On an early December day at Aqueduct, with a track deemed "muddy," the bay colt made his career debut; but an off track was far from this young colt's biggest woes. Afleet Express broke from the third position, and hardly two jumps out of the gate, the colt was checked hard by two other contenders, causing him to rear up and fall back five lengths from the bulk of the field. There he lagged until the middle of the turn, when he began to catch up to the rest of the horses. At the top of the stretch, with jockey John Velazquez working on him already, a victory seemed impossible, as the colt was lugging out and stalling in his bid to catch the leaders. Afleet Express was running greenly, ogling at the other horses with his head up in the air.
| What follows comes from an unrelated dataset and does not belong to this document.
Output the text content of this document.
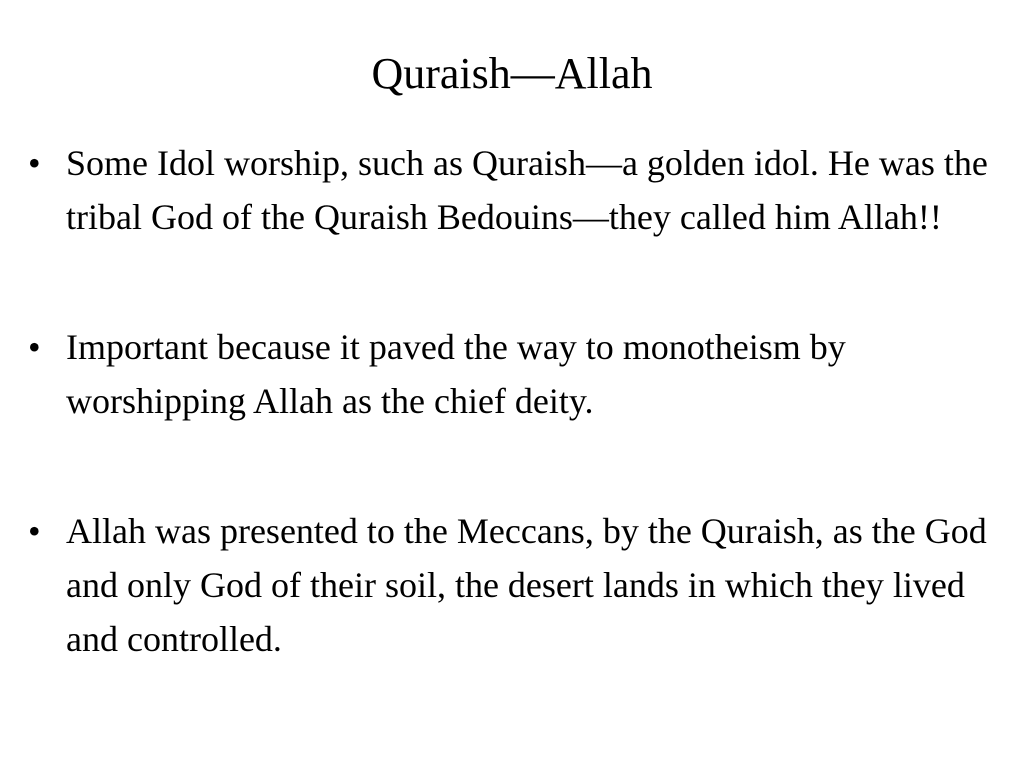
Quraish—Allah
• Some Idol worship, such as Quraish—a golden idol. He was the tribal God of the Quraish Bedouins—they called him Allah!!
• Important because it paved the way to monotheism by worshipping Allah as the chief deity.
• Allah was presented to the Meccans, by the Quraish, as the God and only God of their soil, the desert lands in which they lived and controlled.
But by the time they reached the quarter pole, Afleet Express began to pick off the rest of the horses, and in one sweeping move, found a rhythm with just enough time to blow past them and win by a length and a half. Once the big, leggy colt approached the wire, he seemed to figure out just what was expected of him, and started a nice, fluid stride. Though he has only raced at a distance of six furlongs, his long stride indicates he will take to two turns just like his papa did.
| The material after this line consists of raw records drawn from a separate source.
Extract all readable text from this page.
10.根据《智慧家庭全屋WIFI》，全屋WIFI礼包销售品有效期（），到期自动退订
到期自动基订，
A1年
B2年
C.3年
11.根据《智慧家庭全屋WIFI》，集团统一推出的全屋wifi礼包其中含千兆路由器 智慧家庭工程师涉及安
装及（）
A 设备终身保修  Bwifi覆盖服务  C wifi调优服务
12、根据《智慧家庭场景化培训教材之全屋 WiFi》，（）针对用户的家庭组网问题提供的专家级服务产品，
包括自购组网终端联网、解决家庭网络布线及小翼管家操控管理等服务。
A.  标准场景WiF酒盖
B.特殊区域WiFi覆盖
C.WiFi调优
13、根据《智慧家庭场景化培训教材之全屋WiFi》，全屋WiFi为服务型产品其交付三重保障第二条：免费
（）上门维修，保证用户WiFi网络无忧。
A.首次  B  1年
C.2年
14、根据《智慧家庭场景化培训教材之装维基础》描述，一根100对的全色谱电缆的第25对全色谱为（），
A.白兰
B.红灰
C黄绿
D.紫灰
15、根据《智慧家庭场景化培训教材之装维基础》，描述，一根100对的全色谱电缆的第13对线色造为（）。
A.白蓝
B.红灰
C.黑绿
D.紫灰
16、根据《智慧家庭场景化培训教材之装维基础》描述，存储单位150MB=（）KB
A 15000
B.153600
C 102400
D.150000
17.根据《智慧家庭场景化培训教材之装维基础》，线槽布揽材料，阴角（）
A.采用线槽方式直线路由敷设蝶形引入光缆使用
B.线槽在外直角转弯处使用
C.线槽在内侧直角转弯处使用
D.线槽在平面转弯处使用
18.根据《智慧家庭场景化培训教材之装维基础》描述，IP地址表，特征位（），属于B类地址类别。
Afleet Express's first start may not have been a show-stopper, but it hints at a well of talent inside this green colt. While the rest of the field broke cleanly and had no real excuses for losing, 'Express had every reason to lose, and ran away with victory when it appeared he had no idea what he was doing. Now, imagine what this same colt could do if he had nobody checking him and had a little more maturity under his belt—if talent is the only thing that got him to a 1 ½-length victory, focus will make his winning margin stretch far beyond his competition. I can only see bright things ahead once Afleet Express gets more experience.
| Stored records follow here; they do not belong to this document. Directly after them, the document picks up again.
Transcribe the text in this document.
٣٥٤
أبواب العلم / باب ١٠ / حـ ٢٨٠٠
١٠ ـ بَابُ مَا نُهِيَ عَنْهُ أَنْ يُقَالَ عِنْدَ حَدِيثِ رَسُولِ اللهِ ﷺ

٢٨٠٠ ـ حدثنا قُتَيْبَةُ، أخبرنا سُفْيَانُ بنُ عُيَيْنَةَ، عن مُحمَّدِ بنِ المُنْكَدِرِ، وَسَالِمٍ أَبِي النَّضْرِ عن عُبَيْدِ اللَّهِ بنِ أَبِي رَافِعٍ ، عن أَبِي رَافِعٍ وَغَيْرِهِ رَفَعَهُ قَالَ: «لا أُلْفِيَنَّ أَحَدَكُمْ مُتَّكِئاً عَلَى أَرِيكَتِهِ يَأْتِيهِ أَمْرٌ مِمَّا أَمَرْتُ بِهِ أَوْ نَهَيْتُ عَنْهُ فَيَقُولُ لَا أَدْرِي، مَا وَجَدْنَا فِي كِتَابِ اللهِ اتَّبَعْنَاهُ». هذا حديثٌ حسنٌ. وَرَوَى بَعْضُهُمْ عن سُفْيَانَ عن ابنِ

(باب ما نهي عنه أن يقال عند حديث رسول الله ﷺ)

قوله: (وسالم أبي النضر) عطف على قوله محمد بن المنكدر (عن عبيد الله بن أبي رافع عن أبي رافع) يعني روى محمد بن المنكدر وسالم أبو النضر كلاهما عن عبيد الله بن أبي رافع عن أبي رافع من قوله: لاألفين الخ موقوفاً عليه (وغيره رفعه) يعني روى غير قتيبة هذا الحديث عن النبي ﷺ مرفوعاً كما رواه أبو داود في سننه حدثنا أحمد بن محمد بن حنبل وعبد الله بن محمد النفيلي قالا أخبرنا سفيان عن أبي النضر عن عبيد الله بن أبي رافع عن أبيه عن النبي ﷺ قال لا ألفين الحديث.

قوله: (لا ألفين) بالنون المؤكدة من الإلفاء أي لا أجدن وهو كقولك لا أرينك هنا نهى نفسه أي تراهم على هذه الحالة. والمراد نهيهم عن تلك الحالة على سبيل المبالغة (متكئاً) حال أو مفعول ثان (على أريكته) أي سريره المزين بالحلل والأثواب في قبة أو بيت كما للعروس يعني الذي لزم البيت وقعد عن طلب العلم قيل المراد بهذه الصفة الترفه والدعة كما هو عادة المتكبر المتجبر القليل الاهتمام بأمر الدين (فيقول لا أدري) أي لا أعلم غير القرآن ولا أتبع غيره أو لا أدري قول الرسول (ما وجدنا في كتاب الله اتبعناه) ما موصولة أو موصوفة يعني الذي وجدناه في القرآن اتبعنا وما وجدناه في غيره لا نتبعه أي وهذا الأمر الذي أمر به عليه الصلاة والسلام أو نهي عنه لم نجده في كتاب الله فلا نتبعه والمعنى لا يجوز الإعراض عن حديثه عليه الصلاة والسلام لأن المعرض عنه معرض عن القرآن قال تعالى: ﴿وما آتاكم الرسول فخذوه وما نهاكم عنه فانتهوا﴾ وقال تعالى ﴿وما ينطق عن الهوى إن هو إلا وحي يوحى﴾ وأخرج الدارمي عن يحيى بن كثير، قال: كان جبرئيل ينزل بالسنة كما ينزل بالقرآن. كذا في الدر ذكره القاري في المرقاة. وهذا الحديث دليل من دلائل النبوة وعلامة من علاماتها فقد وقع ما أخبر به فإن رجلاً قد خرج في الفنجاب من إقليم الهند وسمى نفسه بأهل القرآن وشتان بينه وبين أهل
Afleet Express will be running at 6 furlongs again this Saturday in a $48,000 allowance test at Gulfstream. John Velazquez will also be back in the saddle. Though there is a 30% chance of thunderstorms on Saturday, the rain isn't supposed to start until after 3:00pm local time, and so Afleet Express will likely get his first taste of racing on a fast dirt track. He will be facing a field of six others, and may go off as the second-choice favorite to General Maximus. General Maximus has also had only one start to his career, a 4-length win in July at Belmont Park over the dirt; he is returning to the races for the first time after having a bone chip removed from his ankle.

Gulfstream Park is the perfect spot to take in promising new Kentucky Derby prospects. Whether or not Afleet Express shines like a new locomotive in his first start as a 3-year-old, there are plenty of opportunities for him to prove himself, as well as for other 3-year-olds to make their mark on this trail to Kentucky.